When my respirator was removed I was unable to talk, but if I could have, I would have told the woman in the bed next to me not to give up. To keep on fighting. That life is worth living, and that no matter what, the pain would eventually pass. I was moved out of the ICU the following day, and when I was in my room receiving my first chemotherapy I heard that she had died.

Almost two a half years later, I sit here on my couch writing this as a drink a cup of tea. I'm not going to lie and say that the fear that I will stop breathing hasn't plagued me since I was taken off that respirator. It is always there, in the back of my mind. There have been days when my breathing is particularly bad and I have to consciously choose my actions just so that I can make it to the end of the day without being completely exhausted. On days like that, flights of stairs are my worst enemy and reading a book to my children while having to take deep breaths in the middle of sentences is more frustrating than I can even explain. But what is greater than the fear that I will stop breathing is the fear that because of it, I will stop really living.
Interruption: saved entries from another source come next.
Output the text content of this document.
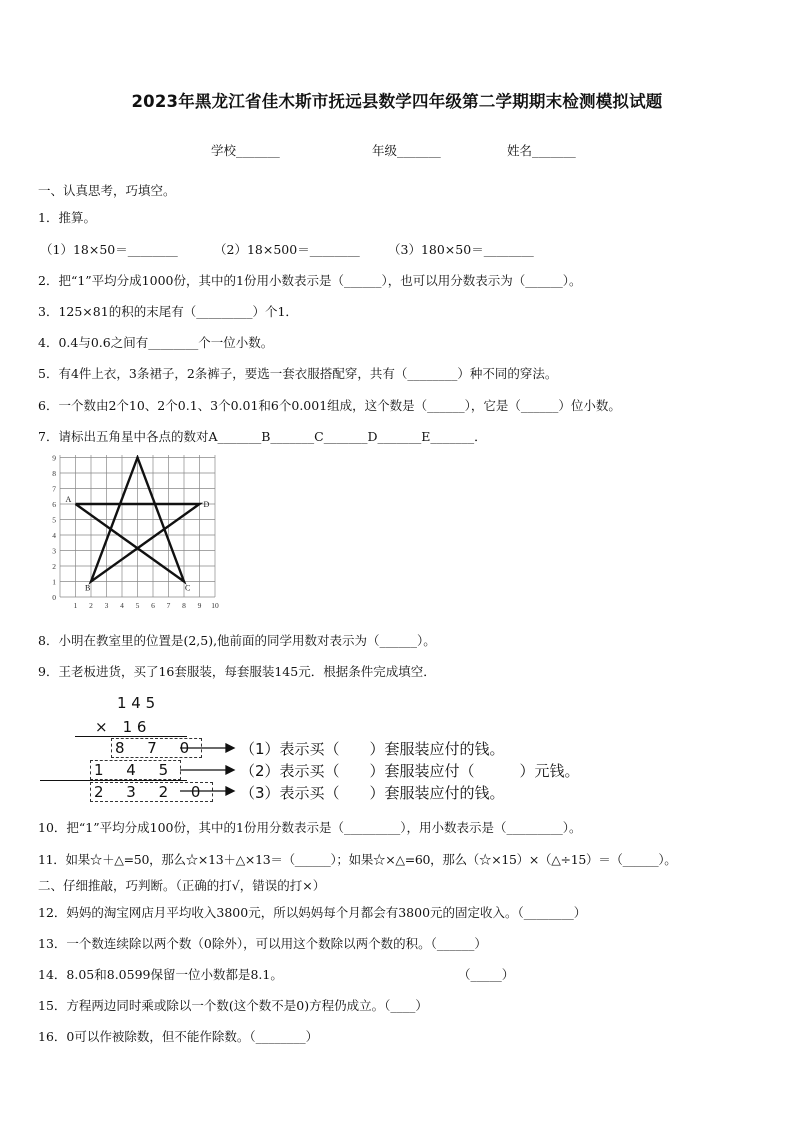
2023年黑龙江省佳木斯市抚远县数学四年级第二学期期末检测模拟试题
学校_______	年级_______	姓名_______
一、认真思考，巧填空。
1．推算。
（1）18×50＝________	（2）18×500＝________ （3）180×50＝________
2．把“1”平均分成1000份，其中的1份用小数表示是（______），也可以用分数表示为（______）。
3．125×81的积的末尾有（_________）个1．
4．0.4与0.6之间有________个一位小数。
5．有4件上衣，3条裙子，2条裤子，要选一套衣服搭配穿，共有（________）种不同的穿法。
6．一个数由2个10、2个0.1、3个0.01和6个0.001组成，这个数是（______），它是（______）位小数。
7．请标出五角星中各点的数对A_______B_______C_______D_______E_______．
9
8
7
6
5
4
3
2
1
0
1 2 3 4 5 6 7 8 9 10
A
B	C
D
8．小明在教室里的位置是(2,5),他前面的同学用数对表示为（______）。
9．王老板进货，买了16套服装，每套服装145元．根据条件完成填空．
1 4 5
×　1 6
8 7 0
1 4 5
2 3 2 0
（1）表示买（　　）套服装应付的钱。
（2）表示买（　　）套服装应付（　　　）元钱。
（3）表示买（　　）套服装应付的钱。
10．把“1”平均分成100份，其中的1份用分数表示是（_________），用小数表示是（_________）。
11．如果☆＋△=50，那么☆×13＋△×13＝（______）；如果☆×△=60，那么（☆×15）×（△÷15）＝（______）。
二、仔细推敲，巧判断。（正确的打√，错误的打×）
12．妈妈的淘宝网店月平均收入3800元，所以妈妈每个月都会有3800元的固定收入。（________）
13．一个数连续除以两个数（0除外），可以用这个数除以两个数的积。（______）
14．8.05和8.0599保留一位小数都是8.1。	（_____）
15．方程两边同时乘或除以一个数(这个数不是0)方程仍成立。（____）
16．0可以作被除数，但不能作除数。（________）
You see, I made it out of that ICU, and the woman in the bed next to me didn't. One lived and one died. I was given another chance, and while my body is not what it once was, I know that the way that I choose to live now speaks volumes to the people around me. When I started teaching again my doctor wasn't very happy about my decision. She viewed me as her patient, and she cares for the physical well being of all of her patients. Being severely immune suppressed and deliberately putting myself into an environment like a school meant that I was knowingly putting myself at risk of infection - I knew that, and I understood why my doctor was unhappy with my decision. After the first few months of teaching, I had seen my doctor so many times for infections and viruses that I had picked up that she casually said that she wished I would stop working so that I could get better. I told her that staying at home for the rest of my life so that I don't get sick is not really living, but that if she thought that was the only way that I would get better, I would take her advice and put in my resignation.

A week later at my follow up appointment, my doctor seemed to have changed the way that she saw me. I was no longer just being treated as one of her patients that she wanted to keep alive at all costs, but as the patient that wanted to truly live, without fear of dying. She has always been an exceptional doctor, but that day, I saw something change in the way that she spoke to me. She is now my cheerleader. When the frustrations of the side effects of the drugs get too much, she tells me what I would have loved to say to that woman that day in the ICU: 'don't give up'.

In just six weeks time, my twelfth grade students will graduate from high school. It has been a difficult year for me, but the opportunity and privilege to speak into their lives is one that I will never be able to measure. I have seen students begin believing in themselves for the first time in a long time. I have seen them change the way that they see the world, but most importantly, the way in which they see themselves. If I can leave them with one message that they will take with them, I hope that it is this:

Never give up on yourselves - no matter what. You can make a difference, but you have to choose to. Do not be afraid to live your life - life will be hard sometimes, but you must choose to live it.